While such retrospective tax legislation is very rare in Ireland, and unprecedented in terms of new legislation applying from a date which preceded the budget, the widespread “abuse” of s110s had received significant press coverage.
The draft legislation released requires the bifurcation of the business of a securitization company which holds debt secured on Irish Real Estate into its “Irish property backed” and “non-Irish property backed” components. Interest in excess of an arm’s length rate will be disallowed for the Irish property back component unless that interest is paid to an Irish company, certain Irish pension funds vehicles, or paid to a company resident in an EEA state where the income is subject to tax, and the existence of that EEA company in the structure passes an objective “this is not tax avoidance” test.

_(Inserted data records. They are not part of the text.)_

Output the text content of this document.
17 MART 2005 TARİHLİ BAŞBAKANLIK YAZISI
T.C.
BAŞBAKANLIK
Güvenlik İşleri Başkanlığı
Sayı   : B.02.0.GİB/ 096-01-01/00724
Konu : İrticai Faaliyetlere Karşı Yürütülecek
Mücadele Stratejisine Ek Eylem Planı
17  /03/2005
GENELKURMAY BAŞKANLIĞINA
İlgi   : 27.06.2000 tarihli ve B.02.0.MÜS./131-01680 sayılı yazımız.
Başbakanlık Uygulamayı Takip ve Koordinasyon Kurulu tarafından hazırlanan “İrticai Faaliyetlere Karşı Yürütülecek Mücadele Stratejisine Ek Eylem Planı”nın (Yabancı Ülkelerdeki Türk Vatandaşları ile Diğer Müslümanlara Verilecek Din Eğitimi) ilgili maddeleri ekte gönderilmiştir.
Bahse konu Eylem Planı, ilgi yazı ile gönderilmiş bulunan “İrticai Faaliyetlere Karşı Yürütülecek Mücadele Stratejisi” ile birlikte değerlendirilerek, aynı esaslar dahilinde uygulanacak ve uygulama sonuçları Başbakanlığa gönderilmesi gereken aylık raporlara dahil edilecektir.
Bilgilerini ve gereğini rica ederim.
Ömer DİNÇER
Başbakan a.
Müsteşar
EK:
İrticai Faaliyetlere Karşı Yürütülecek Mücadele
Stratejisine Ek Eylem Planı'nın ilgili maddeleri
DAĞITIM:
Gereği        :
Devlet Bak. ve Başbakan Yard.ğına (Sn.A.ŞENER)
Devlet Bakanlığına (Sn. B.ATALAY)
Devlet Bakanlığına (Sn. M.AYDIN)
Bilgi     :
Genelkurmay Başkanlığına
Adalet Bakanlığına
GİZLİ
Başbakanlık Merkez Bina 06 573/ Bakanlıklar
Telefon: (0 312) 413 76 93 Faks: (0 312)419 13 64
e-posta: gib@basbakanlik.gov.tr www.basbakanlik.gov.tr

In addition, the Irish Property backed component must produce its accounts under current Irish GAAP, rather than historic Irish GAAP as permitted for s110s generally. This will require the marking to market of the assets held in that ring fenced business.
The change is designed to ensure that Irish tax is paid on Irish profits form Irish real estate backed securities. Whether it will achieve this aim remains to be seen, but by announcing such legislation it now seems likely that the Revenue Commissioners could seek to use the GAAR for transactions which were structured to fall outside the letter of the new rules.
The Minister has additionally announced that a review is also being undertaken into the use of charitable trusts to hold securitization vehicles, and into the use of funds vehicles including ICAVS and QAIFs and that additional anti avoidance legislation is to be expected in the Finance Bill. The date for the issuance of the Finance Bill has not yet been confirmed, but it is expected towards the end of October.
As we previously noted the IFSC flourished when not under the scrutiny of the Irish electorate. These changes seem to suggest that it will be under greater scrutiny going forward. we await the budget and Finance Act changes with some trepidation.